# Застрял на обновлении. Круговая зависимость. eapi 7

## evganis

Добрый день, прошу помощи.

Некоторое время не обновлял сервак. Теперь не могу ничего обновить, требует обновить eselect-pinentry, тот в свою очередь не может обновиться так как masked by EAPI 7, Надо обновить portage.
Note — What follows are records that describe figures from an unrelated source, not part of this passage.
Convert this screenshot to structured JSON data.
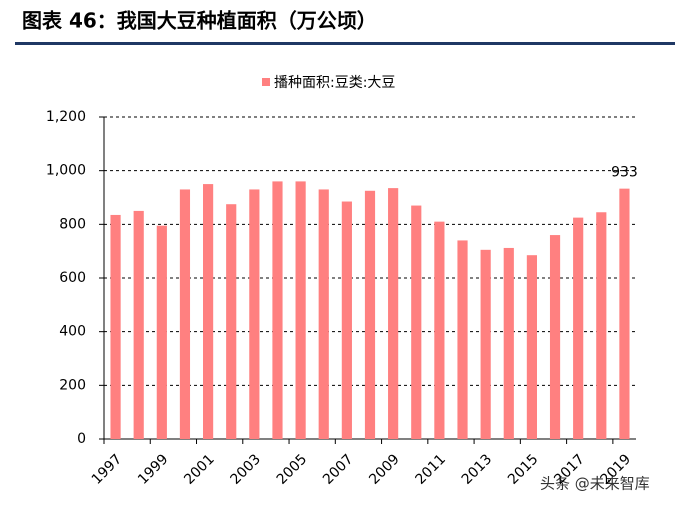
{
  "chart_data": {
    "type": "bar",
    "title": "图表 46：我国大豆种植面积（万公顷）",
    "legend_label": "播种面积:豆类:大豆",
    "watermark": "头条 @未来智库",
    "categories": [
      "1997",
      null,
      "1999",
      null,
      "2001",
      null,
      "2003",
      null,
      "2005",
      null,
      "2007",
      null,
      "2009",
      null,
      "2011",
      null,
      "2013",
      null,
      "2015",
      null,
      "2017",
      null,
      "2019"
    ],
    "series": [
      {
        "name": "播种面积:豆类:大豆",
        "color": "#ff8080",
        "values": [
          835,
          850,
          795,
          930,
          950,
          875,
          930,
          960,
          960,
          930,
          885,
          925,
          935,
          870,
          810,
          740,
          705,
          712,
          685,
          760,
          825,
          845,
          933
        ]
      }
    ],
    "data_label_last": true,
    "ylim": [
      0,
      1200
    ],
    "yticks": [
      0,
      200,
      400,
      600,
      800,
      {
        "value": 1000,
        "label": "1,000"
      },
      {
        "value": 1200,
        "label": "1,200"
      }
    ],
    "grid": true
  }
}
Его не могу обновить, т.к. он требует pinentry.

Есть способ разомкнуть этот круг?

Заранее благодарен

 *Quote:*   

> evganis@gentoo ~ $ sudo emerge -vuDN eselect-pinentry
> 
> Password:
> 
> These are the packages that would be merged, in order:
> ...

 

 *Quote:*   

> evganis@gentoo ~ $ sudo emerge -vuDN portage
> 
> These are the packages that would be merged, in order:
> 
> Calculating dependencies... done!
> ...

 

----------

## TigerJr

Думаю нужно откатить порты назад командой 

 *Quote:*   

> emerge-webrsync --revert YYYYMMDD

 

а вообще я сталкивался с подобной проблемой, это решение прокатит если новых пакетов неустанавливалось. 

А если будешь дальше устанавливать пакеты из портов - застрянешь до полной переустановки системы(т.е. система будет работать но обновить или установить новый пакет у тебя не выйдет)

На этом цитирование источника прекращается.